Так как битумная лужа уже была скатана с одного конца, до птахи уже можно было дотянуться. Тетя Поля наклонилась над встрепенувшимся и слабо защебетавшим воробышком, осторожно выковыряла его из битума при помощи щепки и протянула его мне:
– Нате вам вашу птицу!
Я завернул обессиленного и перепачканного воробышка в сорванный под забором лист лопуха, и мы пошли домой. Не буду рассказывать, как нас встретила мама. А впрочем, почему бы и не рассказать? Она нас встретила, как и полагается в таких случаях: и плакала, и смеялась, и шлепала нас (чаще, конечно меня), и целовала (а это уже чаще Рината).
Потом она поставила братишку в цинковое корыто и стала оттирать его, хныкающего, жесткой мочалкой, смоченной в солярке. И солярка стекала по нему на дно корыта уже темная от растворенного битума, а Ринат с каждой минутой становился все чище и чище. А на подоконнике, в картонной коробочке с блюдцем с водой и покрошенным хлебом, дремал чисто отмытый сначала в керосине (для него все же нашли чуть-чуть), потом в теплой воде воробышек.
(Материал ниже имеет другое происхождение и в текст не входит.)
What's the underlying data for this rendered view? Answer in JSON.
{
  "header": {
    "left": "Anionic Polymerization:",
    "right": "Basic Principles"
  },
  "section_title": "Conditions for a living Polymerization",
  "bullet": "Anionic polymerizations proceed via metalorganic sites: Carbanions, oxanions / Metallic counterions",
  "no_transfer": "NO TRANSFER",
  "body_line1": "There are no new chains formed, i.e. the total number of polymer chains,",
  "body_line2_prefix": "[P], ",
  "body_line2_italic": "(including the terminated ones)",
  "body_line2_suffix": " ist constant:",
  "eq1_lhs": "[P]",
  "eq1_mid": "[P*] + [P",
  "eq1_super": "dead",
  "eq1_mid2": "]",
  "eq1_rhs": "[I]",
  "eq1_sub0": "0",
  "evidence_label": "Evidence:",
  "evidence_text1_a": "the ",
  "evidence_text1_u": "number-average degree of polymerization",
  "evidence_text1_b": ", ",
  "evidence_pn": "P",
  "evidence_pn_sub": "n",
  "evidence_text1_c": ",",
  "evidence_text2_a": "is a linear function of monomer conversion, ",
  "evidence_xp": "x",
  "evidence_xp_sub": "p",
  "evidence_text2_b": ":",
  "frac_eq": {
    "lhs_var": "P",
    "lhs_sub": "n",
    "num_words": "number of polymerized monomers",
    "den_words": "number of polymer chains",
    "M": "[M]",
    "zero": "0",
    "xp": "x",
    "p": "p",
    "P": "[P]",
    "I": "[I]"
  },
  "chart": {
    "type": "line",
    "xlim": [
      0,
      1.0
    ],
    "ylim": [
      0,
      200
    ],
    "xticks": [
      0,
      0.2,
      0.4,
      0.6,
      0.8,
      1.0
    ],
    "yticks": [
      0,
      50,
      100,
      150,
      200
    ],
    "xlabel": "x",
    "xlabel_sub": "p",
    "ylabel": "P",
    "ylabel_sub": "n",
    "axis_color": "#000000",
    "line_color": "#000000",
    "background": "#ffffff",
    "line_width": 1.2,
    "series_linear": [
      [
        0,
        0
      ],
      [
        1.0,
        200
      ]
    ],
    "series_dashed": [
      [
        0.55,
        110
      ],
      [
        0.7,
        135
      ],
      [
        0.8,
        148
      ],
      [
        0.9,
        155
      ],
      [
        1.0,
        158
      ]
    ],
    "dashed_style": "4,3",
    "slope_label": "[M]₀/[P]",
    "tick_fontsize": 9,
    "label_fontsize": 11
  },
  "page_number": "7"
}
Ринат не соглашался на солярочную процедуру до тех пор, пока мама первым не привела в порядок спасенного воробья.
Срочно вызванный с работы папа растапливал баньку. Он носил туда ведрами воду, подносил из поленницы дрова, при этом что-то бормоча себе под нос и удивленно покачивая головой – мама ему все рассказала.
Через пару дней наш воробышек совсем ожил и был выпушен на волю.
Во двор его вынес, осторожно держа в горсти, Ринат. Он поцеловал птичку в светло-коричневую головку и разжал ладонь. Воробышек взмахнул крылышками, взлетел на верхушку клена в палисаднике, и громко зачирикал оттуда. Может быть, он благодарил нас на своем воробьином языке за его спасение?
Довольные, мы побежали с братом купаться на заросшее вдоль берегов зеленым камышом любимое озеро. Там уже с утра самозабвенно плескались в теплой парной воде наши друзья, и их счастливые визг, крики и смех разносились очень далеко окрест. А впереди у нас было еще много таких безмятежных дней и всевозможных приключений…
Будильник
Кешка вечером сидел у себя в комнате и рисовал. И тут зазвонил телефон.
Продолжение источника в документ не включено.